“It’s like Zorin owned a place in Hell,” said Ilya Shumanov, deputy director of the Russian chapter of Transparency International, of a minor Russian bureaucrat’s bizarre $5.4 million dollar investment in condos at the Trump Palace high-rise in Miami. It gets weirder. Like, biker gang named for Russia’s Spetsnaz M.C. Spetsnaz special forces weirder. And, like, where did Igor Zorin get the money for this, and why hasn’t Russia dressed him down for investing in Trump’s real estate empire? Oh, and why do so many of Trump-affiliated Miami properties have organized crime connections? There’s also that new investigation that could be looking into Trump’s business dealings and how they’re connected to a Miami hive of shadowy Russian characters. File this under It Could Only Happen In Florida.
Let’s back up. Shumanov’s “hell” qualifier doesn’t refer to the quality of the condos he owns, but to how Russia would view the investment. It’s not that Sunny Isles Beach is anathema to Russians looking to soak up the sun—the area, full of luxury condos, is referred to as “Little Moscow.” Back in 2004, before Trump found himself followed by Russian specters he just can’t shake, he was instrumental in attracting foreign buyers to the neighborhood. His name had cache, as it does now in China, where people are currently going crazy for Trump branded products. But now, given the current political tension between Russia and the United States, just made worse by Congress ratcheting up sanctions, Shumanov says pretty beachfront condos are a “black mark against officials like Zorin.”
But then again, “Little Moscow” is full of Russians such as Zorin’s associate Svyatoslav Mangushev, who worked as a Russian intelligence officer until he became a Miami real-estate investor. Mangushey and Zorin have business ties that involve million dollar deals, despite Zorin’s relatively small salary working for a Russian broadcasting company for the equivalent if $75,000 a year. Mangushev is also one of the founders of the Spetsnaz M.C. Spetsnaz motorcycle club that sought recognition from Russia’s biggest biker gang, the Night Wolves, which has its own ties to Russian special forces, and the U.S. Treasury Department. In 2014, the Night Wolves got into trouble with the Treasury, earning a place in the sanctions levied against Russia for their interference with Ukrainian sovereignty. Mangushey has also been in trouble— his record includes a history of domestic violence and civil litigation with his real estate partners.

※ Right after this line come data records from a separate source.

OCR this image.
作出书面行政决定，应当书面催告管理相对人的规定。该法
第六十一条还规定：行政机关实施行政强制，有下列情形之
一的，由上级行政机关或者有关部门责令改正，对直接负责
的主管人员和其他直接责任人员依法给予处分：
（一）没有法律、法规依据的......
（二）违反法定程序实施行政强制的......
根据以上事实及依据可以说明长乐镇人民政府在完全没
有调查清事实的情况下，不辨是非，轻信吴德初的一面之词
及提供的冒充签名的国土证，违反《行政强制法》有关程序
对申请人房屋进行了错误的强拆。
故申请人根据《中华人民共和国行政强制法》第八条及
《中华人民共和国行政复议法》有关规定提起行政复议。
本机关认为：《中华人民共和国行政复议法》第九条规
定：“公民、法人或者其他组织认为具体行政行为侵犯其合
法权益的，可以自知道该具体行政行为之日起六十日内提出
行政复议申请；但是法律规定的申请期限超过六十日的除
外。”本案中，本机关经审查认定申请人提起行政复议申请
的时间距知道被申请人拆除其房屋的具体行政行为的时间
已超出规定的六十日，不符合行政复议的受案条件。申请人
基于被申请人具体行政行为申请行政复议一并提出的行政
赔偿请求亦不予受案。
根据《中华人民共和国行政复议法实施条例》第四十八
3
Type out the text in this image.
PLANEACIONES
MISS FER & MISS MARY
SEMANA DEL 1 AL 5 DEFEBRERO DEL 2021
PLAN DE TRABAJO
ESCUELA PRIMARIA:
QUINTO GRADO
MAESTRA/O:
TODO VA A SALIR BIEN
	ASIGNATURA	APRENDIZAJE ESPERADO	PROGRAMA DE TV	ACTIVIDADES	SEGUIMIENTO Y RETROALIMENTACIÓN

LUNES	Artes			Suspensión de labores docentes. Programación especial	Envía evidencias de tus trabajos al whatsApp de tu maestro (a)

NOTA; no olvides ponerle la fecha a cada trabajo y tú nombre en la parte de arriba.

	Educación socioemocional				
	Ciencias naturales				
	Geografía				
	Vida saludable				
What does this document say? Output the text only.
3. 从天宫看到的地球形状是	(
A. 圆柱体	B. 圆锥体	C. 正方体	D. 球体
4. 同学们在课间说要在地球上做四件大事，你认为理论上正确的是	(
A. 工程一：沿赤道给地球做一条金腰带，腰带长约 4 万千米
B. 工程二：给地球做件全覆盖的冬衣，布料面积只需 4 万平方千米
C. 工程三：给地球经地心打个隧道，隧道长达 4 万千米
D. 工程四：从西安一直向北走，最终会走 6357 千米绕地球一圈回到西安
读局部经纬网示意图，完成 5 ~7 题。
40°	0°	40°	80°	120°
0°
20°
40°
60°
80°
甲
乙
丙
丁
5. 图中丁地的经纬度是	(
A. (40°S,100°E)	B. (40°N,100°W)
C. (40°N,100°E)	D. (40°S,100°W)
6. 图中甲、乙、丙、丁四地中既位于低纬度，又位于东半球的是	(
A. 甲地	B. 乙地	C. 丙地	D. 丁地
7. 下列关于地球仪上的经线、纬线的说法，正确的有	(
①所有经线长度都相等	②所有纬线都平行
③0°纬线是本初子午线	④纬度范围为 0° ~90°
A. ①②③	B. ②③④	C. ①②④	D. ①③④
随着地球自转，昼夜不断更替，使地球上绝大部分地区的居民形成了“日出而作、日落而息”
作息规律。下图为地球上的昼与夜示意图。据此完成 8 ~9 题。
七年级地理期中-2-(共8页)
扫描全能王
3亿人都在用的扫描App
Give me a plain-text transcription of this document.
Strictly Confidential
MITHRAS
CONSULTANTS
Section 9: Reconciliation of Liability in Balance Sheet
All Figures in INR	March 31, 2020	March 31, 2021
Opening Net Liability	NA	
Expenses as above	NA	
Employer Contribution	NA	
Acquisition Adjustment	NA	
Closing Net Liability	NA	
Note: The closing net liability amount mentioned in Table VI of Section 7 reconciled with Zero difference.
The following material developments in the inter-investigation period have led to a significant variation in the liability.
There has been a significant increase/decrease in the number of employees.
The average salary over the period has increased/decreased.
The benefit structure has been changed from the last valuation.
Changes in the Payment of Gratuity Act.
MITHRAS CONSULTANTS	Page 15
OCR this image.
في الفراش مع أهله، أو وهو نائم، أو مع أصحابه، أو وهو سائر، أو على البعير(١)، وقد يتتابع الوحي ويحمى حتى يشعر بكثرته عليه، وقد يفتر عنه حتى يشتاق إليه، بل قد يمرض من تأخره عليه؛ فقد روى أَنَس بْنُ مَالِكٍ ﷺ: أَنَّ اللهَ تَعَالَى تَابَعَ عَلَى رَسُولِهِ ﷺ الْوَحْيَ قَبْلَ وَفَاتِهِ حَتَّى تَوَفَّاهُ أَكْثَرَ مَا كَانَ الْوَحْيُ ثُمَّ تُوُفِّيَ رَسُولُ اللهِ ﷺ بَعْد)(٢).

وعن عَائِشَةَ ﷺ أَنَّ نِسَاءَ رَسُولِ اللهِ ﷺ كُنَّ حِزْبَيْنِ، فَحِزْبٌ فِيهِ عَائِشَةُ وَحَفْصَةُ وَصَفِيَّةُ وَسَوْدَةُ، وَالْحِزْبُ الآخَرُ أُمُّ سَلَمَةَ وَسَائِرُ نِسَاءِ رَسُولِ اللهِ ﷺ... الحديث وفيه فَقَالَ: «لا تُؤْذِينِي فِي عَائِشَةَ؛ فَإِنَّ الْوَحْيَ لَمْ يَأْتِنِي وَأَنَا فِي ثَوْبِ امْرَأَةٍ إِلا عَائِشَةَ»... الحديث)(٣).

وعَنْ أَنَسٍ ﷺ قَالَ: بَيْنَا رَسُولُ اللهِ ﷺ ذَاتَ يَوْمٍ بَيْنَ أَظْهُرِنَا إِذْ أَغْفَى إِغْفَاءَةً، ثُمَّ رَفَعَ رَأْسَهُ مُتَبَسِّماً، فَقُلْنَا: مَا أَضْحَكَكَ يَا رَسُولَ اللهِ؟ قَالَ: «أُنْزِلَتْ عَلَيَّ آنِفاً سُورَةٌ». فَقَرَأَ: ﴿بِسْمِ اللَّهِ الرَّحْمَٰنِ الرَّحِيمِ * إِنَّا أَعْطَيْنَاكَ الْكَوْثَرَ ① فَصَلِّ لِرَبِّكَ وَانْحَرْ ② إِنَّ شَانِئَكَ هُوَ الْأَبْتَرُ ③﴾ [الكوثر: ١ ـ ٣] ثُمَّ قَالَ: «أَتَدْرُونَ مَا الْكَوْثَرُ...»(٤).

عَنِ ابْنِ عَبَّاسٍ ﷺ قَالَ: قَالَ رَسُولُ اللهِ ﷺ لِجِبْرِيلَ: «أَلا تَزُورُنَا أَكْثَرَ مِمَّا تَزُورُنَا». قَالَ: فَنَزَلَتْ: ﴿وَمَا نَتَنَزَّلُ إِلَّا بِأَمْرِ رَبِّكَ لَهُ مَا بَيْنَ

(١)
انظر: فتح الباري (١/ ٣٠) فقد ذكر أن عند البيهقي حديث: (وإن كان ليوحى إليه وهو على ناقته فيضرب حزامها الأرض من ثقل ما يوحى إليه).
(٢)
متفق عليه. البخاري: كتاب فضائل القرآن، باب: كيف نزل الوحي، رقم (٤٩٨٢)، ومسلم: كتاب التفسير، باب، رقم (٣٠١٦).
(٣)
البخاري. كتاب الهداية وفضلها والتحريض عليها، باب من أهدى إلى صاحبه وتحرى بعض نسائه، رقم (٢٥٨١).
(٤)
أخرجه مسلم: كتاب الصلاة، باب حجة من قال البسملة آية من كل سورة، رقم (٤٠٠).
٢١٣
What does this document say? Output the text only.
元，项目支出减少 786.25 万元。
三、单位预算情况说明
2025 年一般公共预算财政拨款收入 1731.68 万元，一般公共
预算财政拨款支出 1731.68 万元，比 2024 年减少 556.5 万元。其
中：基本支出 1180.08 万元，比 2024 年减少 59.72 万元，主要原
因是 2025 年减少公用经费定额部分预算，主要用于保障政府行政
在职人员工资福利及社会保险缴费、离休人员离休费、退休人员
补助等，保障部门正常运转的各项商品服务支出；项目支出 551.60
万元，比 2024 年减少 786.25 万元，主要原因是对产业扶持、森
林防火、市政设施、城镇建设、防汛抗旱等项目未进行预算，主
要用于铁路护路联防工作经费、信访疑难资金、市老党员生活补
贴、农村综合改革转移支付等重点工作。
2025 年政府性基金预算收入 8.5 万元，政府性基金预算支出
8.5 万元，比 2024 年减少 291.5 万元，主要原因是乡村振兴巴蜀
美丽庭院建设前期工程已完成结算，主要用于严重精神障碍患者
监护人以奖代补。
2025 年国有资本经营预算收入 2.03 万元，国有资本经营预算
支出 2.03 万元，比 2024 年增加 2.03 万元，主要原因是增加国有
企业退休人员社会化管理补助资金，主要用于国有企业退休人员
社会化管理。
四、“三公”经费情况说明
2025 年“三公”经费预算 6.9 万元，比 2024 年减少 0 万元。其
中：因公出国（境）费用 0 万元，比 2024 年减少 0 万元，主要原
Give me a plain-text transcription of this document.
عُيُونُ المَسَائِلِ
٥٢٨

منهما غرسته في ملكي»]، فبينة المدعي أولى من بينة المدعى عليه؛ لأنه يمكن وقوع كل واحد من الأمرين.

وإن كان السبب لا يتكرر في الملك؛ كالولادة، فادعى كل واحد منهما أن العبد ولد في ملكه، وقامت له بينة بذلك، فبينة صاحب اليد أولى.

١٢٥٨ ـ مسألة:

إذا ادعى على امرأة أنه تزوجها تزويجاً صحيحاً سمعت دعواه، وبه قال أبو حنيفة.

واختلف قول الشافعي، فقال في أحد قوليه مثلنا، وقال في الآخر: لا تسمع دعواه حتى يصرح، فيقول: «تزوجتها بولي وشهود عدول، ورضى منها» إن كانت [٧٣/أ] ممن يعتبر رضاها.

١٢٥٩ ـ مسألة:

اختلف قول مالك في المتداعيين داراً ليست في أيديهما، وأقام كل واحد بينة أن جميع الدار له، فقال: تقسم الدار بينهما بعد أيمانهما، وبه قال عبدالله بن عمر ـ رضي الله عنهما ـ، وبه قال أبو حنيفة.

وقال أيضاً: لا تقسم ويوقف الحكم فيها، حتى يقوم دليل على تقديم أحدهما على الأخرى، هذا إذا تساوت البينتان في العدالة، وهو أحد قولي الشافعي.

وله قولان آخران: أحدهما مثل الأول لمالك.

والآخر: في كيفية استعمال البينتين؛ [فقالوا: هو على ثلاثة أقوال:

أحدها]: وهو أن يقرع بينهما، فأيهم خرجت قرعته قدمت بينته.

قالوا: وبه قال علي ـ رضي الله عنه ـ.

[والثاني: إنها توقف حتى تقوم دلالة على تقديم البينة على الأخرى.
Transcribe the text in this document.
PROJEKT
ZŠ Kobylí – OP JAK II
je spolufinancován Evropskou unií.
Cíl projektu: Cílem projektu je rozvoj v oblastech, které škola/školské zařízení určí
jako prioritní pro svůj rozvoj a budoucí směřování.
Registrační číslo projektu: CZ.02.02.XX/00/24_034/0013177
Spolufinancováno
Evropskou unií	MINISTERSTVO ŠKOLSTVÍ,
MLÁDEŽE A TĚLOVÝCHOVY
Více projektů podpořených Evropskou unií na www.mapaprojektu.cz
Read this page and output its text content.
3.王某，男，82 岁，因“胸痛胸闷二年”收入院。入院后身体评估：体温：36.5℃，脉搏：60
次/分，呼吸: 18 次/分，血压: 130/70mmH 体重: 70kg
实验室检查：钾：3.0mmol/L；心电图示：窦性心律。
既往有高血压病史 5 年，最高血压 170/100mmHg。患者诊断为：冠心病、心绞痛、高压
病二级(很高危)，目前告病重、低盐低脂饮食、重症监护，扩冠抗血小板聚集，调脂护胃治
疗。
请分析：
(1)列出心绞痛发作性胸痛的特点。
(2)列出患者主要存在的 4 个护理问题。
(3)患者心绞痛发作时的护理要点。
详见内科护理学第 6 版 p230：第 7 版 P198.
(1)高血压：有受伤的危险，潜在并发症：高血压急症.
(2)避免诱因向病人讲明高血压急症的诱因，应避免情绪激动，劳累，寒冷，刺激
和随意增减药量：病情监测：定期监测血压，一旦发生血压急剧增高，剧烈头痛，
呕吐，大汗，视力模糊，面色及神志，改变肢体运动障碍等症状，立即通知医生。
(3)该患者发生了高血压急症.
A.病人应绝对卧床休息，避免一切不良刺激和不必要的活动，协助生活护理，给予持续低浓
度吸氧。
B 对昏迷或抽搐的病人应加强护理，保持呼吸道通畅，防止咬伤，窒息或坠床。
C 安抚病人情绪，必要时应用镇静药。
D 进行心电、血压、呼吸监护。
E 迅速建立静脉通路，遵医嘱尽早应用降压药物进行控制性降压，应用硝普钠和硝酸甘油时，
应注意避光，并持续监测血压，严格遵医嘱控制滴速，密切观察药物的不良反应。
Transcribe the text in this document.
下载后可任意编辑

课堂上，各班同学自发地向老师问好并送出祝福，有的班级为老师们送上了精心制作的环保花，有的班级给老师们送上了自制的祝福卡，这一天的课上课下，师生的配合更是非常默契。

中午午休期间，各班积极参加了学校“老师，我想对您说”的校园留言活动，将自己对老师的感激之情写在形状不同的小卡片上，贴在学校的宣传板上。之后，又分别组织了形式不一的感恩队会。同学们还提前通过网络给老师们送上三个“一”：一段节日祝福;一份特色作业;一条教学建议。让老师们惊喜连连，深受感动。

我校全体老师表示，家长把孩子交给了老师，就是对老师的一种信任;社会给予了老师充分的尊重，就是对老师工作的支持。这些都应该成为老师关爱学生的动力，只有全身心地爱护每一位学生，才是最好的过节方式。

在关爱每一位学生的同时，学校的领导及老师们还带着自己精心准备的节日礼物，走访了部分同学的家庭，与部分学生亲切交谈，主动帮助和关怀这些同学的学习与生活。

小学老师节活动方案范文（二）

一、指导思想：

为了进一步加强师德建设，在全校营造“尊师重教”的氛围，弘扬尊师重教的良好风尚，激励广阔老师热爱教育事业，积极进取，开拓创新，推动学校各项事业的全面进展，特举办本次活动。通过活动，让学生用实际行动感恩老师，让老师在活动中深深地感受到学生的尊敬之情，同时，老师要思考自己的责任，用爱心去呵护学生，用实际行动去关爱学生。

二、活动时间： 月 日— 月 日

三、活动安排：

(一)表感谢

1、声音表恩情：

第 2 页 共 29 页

Mangushev isn’t the only Little Moscow resident with a film noir history. Thirteen Trump Towers buyers have shady dealings that have warranted government investigation. According to the Miami-Herald, investors include the Russian-American mafia (and that’s not Trump’s only link), Venezuelan oilmen convicted of bribery, and a defrauding Mexican banker. The Herald also notes that Zorin bought into Trump Palace before it was Trump-affiliated, so his money didn’t go to the Trump Organization. While Trump’s brand recognition contributed to Sunny Isles’ gravitational pull for Russians, the Little Moscow momentum started in the early 2000s before Trump got involved.
Zorin doesn’t include much of his American dealings on public disclosure forms in Russia, an illegal move according to Shumanov, who’s job is to keep an eye on global graft dealings. But the in the United States, someone is keeping track of everything. There is a prosecutor who is taking a “gloves are off” approach to investigating whether Trump’s real estate development career parlays into his presidential administrations troubling ties to Russia. After all, when FBI Director Robert Mueller was given authorization to look into the Trump campaign’s ties to the Russian government, and “any matter that arose or may arise directly from the investigation,” that set the legal precedent for other legal inquires.
Those inquires include secret meetings at Mar-a-Lago that the Trump administration has managed to keep sort of under wraps. In this climate, otherwise innocuous dealings like Trump selling a Palm Beach mansion to Dmitry Rybolovlev for an inflated sum seems suspect. Trump might not have succeeded in brokering the big deals in Russia he wanted to, but he has plenty of small ones, dotted across Sunny Isles. But as the Washington investigation into the Trump administration’s Russian dealings heats up, the rest of the country is warming to looking into what Trump’s local ties might have to say about his position in Washington.